OMB chief: Hill’s budget ideas mirror Obama’s plan

WASHINGTON — The White House sought today to stress the positive in a looming fight with Congress over a $3.6 trillion budget, saying blueprints put forth by Democratic allies in both chambers hew closely to President Barack Obama’s priorities.

Budget director Peter Orszag said companion fiscal 2010 blueprints emerging from the House and Senate budget panels will bolster administration efforts to give a higher priority to education and clean energy programs as well as taking into account Obama’s desire to overhaul health care. The outlines, however, would leave for a later time difficult decisions on financing his plans to combat global warming and provide millions of Americans with health care coverage.

Orszag, in a briefing for reporters, said the separate plans are “fully in line with the president’s key priorities.” Obama has said that he understands the process will necessitate considerable give and take, but that he doesn’t want to lose sight of the overall goals.

The budget director characterized the emerging plans as “98 percent the same as the budget proposal the president sent up in February.”

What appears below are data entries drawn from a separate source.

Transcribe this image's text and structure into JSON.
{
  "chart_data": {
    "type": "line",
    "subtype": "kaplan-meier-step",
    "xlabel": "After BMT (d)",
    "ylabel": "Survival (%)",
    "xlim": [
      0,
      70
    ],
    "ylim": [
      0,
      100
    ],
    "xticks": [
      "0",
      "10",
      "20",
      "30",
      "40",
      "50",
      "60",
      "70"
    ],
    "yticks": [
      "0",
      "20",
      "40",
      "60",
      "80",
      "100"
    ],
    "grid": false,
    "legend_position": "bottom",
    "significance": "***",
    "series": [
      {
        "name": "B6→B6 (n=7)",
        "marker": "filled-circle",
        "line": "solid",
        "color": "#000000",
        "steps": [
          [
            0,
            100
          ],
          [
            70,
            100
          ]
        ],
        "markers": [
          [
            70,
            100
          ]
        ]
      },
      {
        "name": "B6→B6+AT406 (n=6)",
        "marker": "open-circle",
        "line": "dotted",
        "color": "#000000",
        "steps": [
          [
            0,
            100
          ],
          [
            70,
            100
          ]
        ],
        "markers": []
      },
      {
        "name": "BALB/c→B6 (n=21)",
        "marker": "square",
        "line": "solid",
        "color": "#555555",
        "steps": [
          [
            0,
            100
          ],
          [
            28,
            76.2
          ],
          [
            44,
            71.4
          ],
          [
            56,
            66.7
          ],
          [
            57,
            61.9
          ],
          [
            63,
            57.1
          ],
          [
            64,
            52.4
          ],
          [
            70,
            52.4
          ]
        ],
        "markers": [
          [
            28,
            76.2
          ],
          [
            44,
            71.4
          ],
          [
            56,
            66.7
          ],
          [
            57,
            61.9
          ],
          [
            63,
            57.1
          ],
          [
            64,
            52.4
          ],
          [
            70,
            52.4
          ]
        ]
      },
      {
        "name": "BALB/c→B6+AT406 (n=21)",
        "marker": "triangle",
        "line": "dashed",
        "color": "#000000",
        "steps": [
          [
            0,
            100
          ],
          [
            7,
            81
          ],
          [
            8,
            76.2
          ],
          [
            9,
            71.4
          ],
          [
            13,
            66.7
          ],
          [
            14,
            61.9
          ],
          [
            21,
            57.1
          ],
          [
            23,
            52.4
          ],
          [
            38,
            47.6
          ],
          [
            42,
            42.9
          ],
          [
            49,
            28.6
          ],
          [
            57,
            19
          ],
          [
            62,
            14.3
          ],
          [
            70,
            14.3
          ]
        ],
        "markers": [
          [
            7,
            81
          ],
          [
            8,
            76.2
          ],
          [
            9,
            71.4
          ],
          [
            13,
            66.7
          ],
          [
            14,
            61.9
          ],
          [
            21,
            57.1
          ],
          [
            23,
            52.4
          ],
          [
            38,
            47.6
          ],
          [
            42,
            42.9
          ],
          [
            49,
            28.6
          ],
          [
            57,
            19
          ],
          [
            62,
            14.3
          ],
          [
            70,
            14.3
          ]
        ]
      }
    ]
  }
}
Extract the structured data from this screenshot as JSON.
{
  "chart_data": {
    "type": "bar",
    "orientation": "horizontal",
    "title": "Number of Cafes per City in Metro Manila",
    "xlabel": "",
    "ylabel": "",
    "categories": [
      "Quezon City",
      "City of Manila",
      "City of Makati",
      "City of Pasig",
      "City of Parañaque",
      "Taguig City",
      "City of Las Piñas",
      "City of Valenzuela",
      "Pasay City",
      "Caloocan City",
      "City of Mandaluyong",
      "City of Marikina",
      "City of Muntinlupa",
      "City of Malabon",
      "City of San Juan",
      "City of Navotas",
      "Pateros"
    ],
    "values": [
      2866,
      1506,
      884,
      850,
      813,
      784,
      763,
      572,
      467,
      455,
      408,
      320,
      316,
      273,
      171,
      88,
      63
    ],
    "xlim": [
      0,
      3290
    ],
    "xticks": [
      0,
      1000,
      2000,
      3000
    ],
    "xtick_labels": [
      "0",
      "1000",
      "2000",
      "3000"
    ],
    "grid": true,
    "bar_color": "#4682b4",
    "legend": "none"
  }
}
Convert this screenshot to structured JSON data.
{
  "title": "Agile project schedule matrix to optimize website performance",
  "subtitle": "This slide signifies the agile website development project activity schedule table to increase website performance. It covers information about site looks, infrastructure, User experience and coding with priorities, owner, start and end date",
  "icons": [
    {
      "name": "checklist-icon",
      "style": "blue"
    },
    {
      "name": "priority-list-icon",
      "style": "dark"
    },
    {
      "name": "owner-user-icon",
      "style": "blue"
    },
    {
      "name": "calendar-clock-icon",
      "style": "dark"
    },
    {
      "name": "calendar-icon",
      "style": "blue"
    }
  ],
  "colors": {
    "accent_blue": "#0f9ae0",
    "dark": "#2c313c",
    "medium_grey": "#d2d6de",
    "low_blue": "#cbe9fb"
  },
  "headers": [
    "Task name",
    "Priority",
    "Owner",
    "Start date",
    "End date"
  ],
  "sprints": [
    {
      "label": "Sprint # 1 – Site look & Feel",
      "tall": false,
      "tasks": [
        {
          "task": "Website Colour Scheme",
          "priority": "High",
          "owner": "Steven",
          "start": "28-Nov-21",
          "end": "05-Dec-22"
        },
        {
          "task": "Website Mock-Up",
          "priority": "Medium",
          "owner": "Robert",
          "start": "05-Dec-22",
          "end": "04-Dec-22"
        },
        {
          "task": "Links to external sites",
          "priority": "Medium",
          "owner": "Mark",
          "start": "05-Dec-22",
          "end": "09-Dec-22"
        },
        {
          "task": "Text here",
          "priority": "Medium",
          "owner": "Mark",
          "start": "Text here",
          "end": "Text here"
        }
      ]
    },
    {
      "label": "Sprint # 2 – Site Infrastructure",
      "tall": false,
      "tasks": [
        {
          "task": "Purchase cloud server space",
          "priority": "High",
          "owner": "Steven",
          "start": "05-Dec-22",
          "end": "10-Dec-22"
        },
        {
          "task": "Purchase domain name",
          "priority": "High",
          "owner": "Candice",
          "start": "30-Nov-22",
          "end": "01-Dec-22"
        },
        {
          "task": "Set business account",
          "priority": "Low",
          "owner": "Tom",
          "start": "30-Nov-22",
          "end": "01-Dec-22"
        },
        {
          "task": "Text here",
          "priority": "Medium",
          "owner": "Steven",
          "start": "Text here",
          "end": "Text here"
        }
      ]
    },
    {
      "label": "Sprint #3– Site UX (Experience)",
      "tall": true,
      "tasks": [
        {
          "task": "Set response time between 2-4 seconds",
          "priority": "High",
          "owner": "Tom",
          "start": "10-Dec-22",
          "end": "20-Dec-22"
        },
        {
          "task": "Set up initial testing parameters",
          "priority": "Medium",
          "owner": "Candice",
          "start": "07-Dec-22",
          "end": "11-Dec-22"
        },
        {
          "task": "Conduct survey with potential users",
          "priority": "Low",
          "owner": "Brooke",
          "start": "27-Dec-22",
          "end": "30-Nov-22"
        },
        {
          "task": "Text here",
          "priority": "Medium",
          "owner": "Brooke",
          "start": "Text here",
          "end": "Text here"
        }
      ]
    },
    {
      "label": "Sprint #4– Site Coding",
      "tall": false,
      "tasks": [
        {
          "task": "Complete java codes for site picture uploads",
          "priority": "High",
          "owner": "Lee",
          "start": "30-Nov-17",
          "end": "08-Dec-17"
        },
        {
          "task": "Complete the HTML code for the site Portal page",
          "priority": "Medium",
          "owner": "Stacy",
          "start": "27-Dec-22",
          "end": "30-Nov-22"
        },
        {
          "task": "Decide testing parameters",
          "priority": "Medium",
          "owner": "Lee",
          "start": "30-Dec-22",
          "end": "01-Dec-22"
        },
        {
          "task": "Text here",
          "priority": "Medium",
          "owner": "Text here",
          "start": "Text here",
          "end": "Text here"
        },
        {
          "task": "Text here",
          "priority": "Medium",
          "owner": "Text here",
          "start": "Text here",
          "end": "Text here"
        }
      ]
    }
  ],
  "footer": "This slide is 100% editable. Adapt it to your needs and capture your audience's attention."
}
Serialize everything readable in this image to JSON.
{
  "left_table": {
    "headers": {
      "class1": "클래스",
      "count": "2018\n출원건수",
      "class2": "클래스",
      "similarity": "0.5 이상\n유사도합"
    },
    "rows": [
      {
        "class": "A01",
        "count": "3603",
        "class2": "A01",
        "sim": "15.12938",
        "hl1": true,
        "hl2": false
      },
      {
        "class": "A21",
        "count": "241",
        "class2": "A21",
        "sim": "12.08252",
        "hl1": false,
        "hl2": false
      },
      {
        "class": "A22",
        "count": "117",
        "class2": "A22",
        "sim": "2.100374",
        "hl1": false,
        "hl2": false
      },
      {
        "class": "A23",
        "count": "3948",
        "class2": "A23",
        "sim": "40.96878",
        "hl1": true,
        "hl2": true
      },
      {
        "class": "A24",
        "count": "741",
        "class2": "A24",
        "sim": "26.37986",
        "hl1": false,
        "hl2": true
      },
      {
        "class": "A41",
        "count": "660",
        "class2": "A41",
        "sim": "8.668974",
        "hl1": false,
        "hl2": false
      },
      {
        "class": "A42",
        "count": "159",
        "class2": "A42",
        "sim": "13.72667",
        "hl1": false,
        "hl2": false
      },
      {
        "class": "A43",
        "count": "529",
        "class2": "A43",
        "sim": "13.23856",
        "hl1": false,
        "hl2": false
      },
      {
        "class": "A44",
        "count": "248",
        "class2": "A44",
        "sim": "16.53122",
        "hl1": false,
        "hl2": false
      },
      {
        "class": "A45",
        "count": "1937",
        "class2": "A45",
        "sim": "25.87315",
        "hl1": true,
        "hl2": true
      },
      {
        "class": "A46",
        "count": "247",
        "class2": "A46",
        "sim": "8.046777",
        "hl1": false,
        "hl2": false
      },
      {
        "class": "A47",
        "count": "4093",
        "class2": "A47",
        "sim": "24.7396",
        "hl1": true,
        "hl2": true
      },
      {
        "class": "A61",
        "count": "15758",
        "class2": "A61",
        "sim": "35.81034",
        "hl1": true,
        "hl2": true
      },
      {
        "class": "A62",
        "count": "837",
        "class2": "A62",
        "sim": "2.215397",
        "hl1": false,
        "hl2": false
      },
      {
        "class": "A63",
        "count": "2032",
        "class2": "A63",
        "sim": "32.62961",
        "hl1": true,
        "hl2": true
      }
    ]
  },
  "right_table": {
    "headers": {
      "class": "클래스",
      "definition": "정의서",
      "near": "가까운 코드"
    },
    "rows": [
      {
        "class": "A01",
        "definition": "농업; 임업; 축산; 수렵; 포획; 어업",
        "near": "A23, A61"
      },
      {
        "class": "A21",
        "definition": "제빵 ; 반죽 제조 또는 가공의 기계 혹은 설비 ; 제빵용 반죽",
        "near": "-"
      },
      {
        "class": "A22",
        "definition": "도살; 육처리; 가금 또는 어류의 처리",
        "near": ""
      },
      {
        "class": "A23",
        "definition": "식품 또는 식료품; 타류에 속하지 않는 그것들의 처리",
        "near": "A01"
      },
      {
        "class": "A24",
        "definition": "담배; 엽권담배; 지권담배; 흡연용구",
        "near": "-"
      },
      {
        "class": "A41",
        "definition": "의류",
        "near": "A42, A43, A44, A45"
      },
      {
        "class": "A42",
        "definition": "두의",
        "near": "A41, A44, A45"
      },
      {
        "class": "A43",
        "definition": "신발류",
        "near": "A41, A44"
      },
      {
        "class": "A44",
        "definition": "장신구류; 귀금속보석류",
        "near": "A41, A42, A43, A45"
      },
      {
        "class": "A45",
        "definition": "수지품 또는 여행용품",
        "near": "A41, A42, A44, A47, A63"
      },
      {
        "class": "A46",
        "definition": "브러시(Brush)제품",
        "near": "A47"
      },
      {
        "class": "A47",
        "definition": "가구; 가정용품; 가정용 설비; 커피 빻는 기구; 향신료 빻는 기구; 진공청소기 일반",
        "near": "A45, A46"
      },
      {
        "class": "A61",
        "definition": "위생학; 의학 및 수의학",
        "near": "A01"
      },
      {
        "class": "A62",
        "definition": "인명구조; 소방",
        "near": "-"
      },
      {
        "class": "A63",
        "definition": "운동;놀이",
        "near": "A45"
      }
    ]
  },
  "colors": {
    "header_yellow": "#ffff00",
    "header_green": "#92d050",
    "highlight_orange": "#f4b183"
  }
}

Obama has been hearing increasingly vocal opposition to the blueprint he sent to Congress last month, however, and he arranged to travel to Capitol Hill later today to meet with Democrats. Some of the opposition on spending, particularly, has come from moderate to conservative members of his own party.

For their part, Republicans have almost universally assailed his spending plan as overly ambitious, saying it would dump trillions in debt on future generations.

While the budget plans that Democrats started pushing through Congress largely mirrored Obama’s blueprint, the plan advanced by Senate Democrats employs some sleight of hand — such as assuming a $400 tax cut for most workers and $800 for couples will not be renewed beyond 2010 — to cut projected deficits to a more sustainable level.

In a conference call with reporters in advance of Obama’s Hill visit, Orszag said the proposals coming from the budget panels mirror Obama’s. And he said the administration was studying ways to simplify the U.S. tax code, seeking to close loopholes with an eye toward further budget savings.

Meanwhile, House Minority Whip Eric Cantor of Virginia charged that Obama’s budget is “so far out of the mainstream” that even members of Obama’s own party are reluctant to support it.

Cantor said that it puts too many taxes on businesses and that policymakers must “provide relief to the job creators.”

Both the House and Senate budget chairmen have been forced by worsening deficit estimates to scale back Obama’s requests for domestic programs, while deeply controversial revenues from his global warming initiative won’t be included either.

In the House, Budget Chairman John Spratt Jr., D-S.C., said his companion blueprint would employ fast-track procedures to allow Obama’s overhaul of the U.S. health care system to pass Congress without the threat of a GOP filibuster in the Senate.

Democrats point out that Obama inherited an unprecedented fiscal mess caused by the recession and the taxpayer-financed bailout of Wall Street. Rather than retrenching, however, they still promise to award big budget increases to education and clean energy programs, while assuming Obama’s plans to overhaul the U.S. health care system advance.

“The best way to bring our deficit down in the long run is … with a budget that leads to broad economic growth by moving from an era of borrow and spend to one where we save and invest,” Obama said in a Tuesday night news conference.

It’s also becoming clear that Obama’s controversial global warming initiative has experienced a setback, as neither House nor Senate Democrats are directly incorporating into their budget plans Obama’s controversial “cap-and-trade” system for auctioning permits to emit greenhouse gases.

Conrad’s plan was released in the wake of new Congressional Budget Office estimates that predicted Obama’s plan would produce alarming estimates of red ink — $9.3 trillion over 10 years and a deficit of $749 billion in 2014. Obama’s budget promises a $570 billion deficit in that year, and to get below that figure Conrad was forced to make a series of difficult choices.

Conrad said his budget makes room for Obama’s hopes to deliver health care to the uninsured. He said the plan would not add to the deficit over the long haul.

In grappling with the deficit, Conrad would cut Obama’s proposed increases for next year for domestic agencies funded by lawmakers to growth of about $27 billion, or 6 percent. Over five years, the savings from Obama’s budget would be $160 billion.

But Conrad also makes several shaky assumptions, especially that Congress will raise taxes by about $114 billion over 2013-14 to make sure middle-class taxpayers won’t get hit by the alternative minimum tax. He also saves $87 billion by promising Congress will come up with spending cuts or new revenues to avoid cuts in Medicare payments to doctors.

Both problems have been fixed in recent years by using deficit dollars.

Under Congress’ arcane procedures, the annual congressional budget resolution is a nonbinding measure that sets the terms for follow-up legislation.

Neither budget includes Obama’s $250 billion set-aside for more bailouts of banks and other firms.